While few become seriously ill, symptoms of cyclosporiasis can feel a lot like the stomach flu that lasts from a few days to several weeks. Symptoms may seem to go away and then return one or more times before the parasite passes. Specific symptoms of the foodborne illness include:
- Watery diarrhea
- loss of appetite
- weight loss
- stomach cramps
- abdominal bloating
- increased gas
Who is at risk
The Public Health Agency of Canada says people with weakened immune systems, the elderly and children are most at risk of contracting cyclosporiasis. Because this parasite is found in tropical and sub-tropical regions of the world, anyone who visits or lives in these areas are at an increased risk of developing the parasite.
In Canada, anyone who eats imported fresh produce is also at risk.
Because abstaining for imported produce is difficult for many people throughout Canada, the Public Health Agency suggests a number of ways to mitigate chances of ingesting cyclospora.
Consumers should follow these safety tips when handling food:
- Wash fresh fruits and vegetables before eating them, clean counters and cutting boards and wash your hands regularly.
- Keep refrigerators clean and at a temperature below 4 °C (40 °F). Install a thermometer in your fridge to be sure.

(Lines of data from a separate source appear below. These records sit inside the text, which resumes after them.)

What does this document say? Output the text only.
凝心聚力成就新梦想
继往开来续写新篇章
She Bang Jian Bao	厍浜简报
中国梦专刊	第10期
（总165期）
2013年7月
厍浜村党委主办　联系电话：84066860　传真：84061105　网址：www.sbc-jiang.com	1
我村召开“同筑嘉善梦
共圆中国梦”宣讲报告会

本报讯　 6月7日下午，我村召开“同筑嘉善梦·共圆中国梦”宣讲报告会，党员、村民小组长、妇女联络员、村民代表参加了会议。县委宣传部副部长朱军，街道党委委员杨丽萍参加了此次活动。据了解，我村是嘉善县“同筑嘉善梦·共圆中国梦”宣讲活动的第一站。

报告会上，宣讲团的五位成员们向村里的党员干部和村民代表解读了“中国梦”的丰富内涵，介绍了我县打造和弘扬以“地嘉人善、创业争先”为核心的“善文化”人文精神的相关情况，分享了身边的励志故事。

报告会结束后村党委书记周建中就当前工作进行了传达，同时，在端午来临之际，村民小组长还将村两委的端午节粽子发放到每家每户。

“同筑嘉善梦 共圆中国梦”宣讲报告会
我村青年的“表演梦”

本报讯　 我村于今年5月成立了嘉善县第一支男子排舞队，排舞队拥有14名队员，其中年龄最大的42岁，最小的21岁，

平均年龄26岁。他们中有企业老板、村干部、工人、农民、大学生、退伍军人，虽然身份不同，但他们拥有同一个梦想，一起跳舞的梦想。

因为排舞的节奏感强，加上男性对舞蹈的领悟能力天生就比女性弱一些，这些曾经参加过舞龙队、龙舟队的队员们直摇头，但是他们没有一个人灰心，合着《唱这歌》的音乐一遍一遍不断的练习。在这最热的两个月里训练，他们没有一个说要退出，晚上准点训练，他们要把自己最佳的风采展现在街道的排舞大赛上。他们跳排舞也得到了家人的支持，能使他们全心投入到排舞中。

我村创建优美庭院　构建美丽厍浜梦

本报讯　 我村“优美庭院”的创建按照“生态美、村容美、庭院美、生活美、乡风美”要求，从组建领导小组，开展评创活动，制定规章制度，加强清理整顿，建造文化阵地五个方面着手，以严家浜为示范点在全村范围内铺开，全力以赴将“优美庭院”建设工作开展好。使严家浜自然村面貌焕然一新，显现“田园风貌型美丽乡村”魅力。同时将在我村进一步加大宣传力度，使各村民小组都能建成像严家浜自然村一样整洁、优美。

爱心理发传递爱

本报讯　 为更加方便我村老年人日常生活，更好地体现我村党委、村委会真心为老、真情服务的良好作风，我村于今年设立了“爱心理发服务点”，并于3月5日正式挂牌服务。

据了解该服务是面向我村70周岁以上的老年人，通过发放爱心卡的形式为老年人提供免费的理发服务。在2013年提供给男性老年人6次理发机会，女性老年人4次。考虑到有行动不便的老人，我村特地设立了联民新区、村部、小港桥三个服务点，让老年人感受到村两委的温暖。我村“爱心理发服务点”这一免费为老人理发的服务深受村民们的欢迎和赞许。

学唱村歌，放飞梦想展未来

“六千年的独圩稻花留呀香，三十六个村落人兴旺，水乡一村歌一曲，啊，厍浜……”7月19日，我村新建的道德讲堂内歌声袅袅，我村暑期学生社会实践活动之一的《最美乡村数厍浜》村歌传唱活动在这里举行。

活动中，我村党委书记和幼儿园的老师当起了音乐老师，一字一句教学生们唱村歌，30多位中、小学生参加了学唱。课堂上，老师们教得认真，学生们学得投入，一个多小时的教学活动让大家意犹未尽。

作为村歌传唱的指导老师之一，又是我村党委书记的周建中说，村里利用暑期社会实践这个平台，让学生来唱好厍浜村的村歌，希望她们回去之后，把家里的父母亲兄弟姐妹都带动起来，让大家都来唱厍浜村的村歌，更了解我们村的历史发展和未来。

- Keep raw food away from other food while shopping, storing, preparing and serving foods.
- Read labels and follow cooking and storage instructions for all food. When buying food, make sure to check the “best before” date, and if the product has expired, let the store know.
- Use warm soapy water to clean knives, cutting boards, utensils, your hands and any surfaces that have come in contact with food, especially meat and fish.
- Refrigerate or freeze perishable food within two hours of cooking.
- Freeze or consume leftovers within four days of cooking. Always reheat leftovers until steaming hot before eating.